Evocation de la guerre civile libanaise avec « 3 494 houses and one fence » de Mireille et fabian Astore (Liban) qui dans une vidéo filmée dans une banlieue résidentielle d’Australie, maelström de façades de maisons accompagné d’une bande-son constitué de rafales de mitraillettes, d’explosion, ponctuées d’arrêts sur images où s’ouvrent des béances sur des clôtures, des murs évoquant les barbelés, les destructions, nous rappelle d’une part, qu’ailleurs , hors de notre tranquillité, des guerres se déroulent, d’autre part que la démocratie et la paix n’est pas une conquête définitive.
Conflit israélo-palestinien, avec « Run Lara, Run » de Larissa Mansour (Palestine), ici pas d’évocation directe du conflit, mais juste une fille qui court en tout sens, à perdre haleine, se heurte à des murs, des portes closes, ne trouvant pas d’échappatoire possible. Une femme, encore, qui tente de rendre compte, par sa course éperdue, de l’incommensurable de la situation politique d’un territoire réduit, dépecé peu à peu, où l’avenir s’avère précaire, où le désir de fuite prend le pas sur l’espoir pour toute une jeunesse. L’incommensurable s’exprime là aussi dans « We began by measuring distance » de Basma Alsharif (Palestine), distances mesurée entre Oslo, Madrid, Charm-El-Cheikh, distances mesurées de la perte des territoires, d’un monde avant la tragédie, distance de l’exil pour bon nombre de Palestiniens.

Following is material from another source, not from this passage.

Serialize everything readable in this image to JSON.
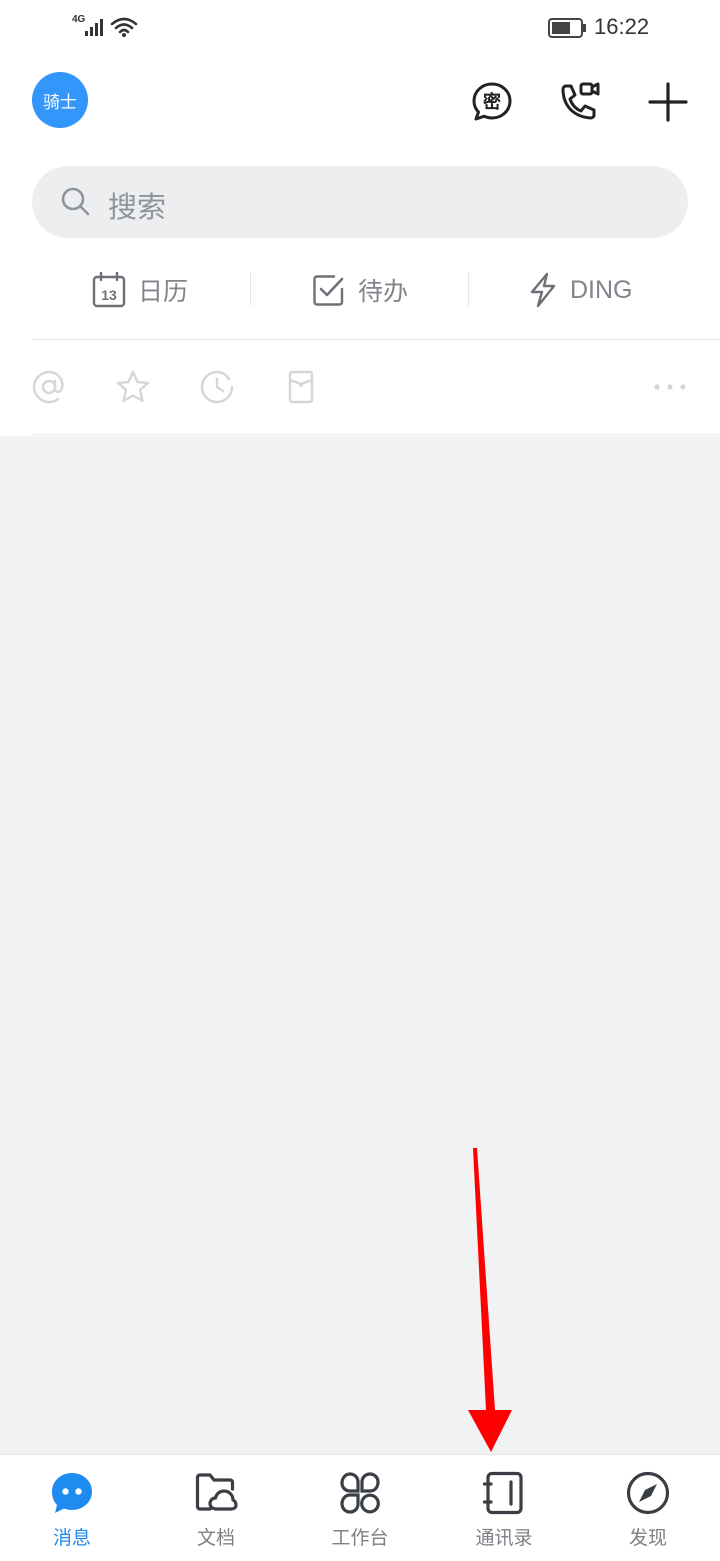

Exil, perte, évoqués par la terre, les fruits, les arbres, la tradition… Ecart, fossé entre un monde révolu et un présent sans avenir lisible… Incommensurable distance qui mènera à une paix viable…
« Que peux un recueil de vidéos et de films face à une série de bombardements, des systèmes de surveillances implacables et des libérations inachevés ? Résister, reconstruire à partir des ruines, exister, le dire et le montrer »
Olivier Hadouchi, préface au recueil « Resistance (s) Volume 3
Dans la vidéo de Ismaïl Bahri, les mots se laissent emporter, glissent, se dissolvent dans la masse uniforme de l’eau, semblent disparaître mais ils s’accrochent, s’agrippent, se reflètent, teintent, colorent, des traces restent persistantes malgré tout. Ils résistent.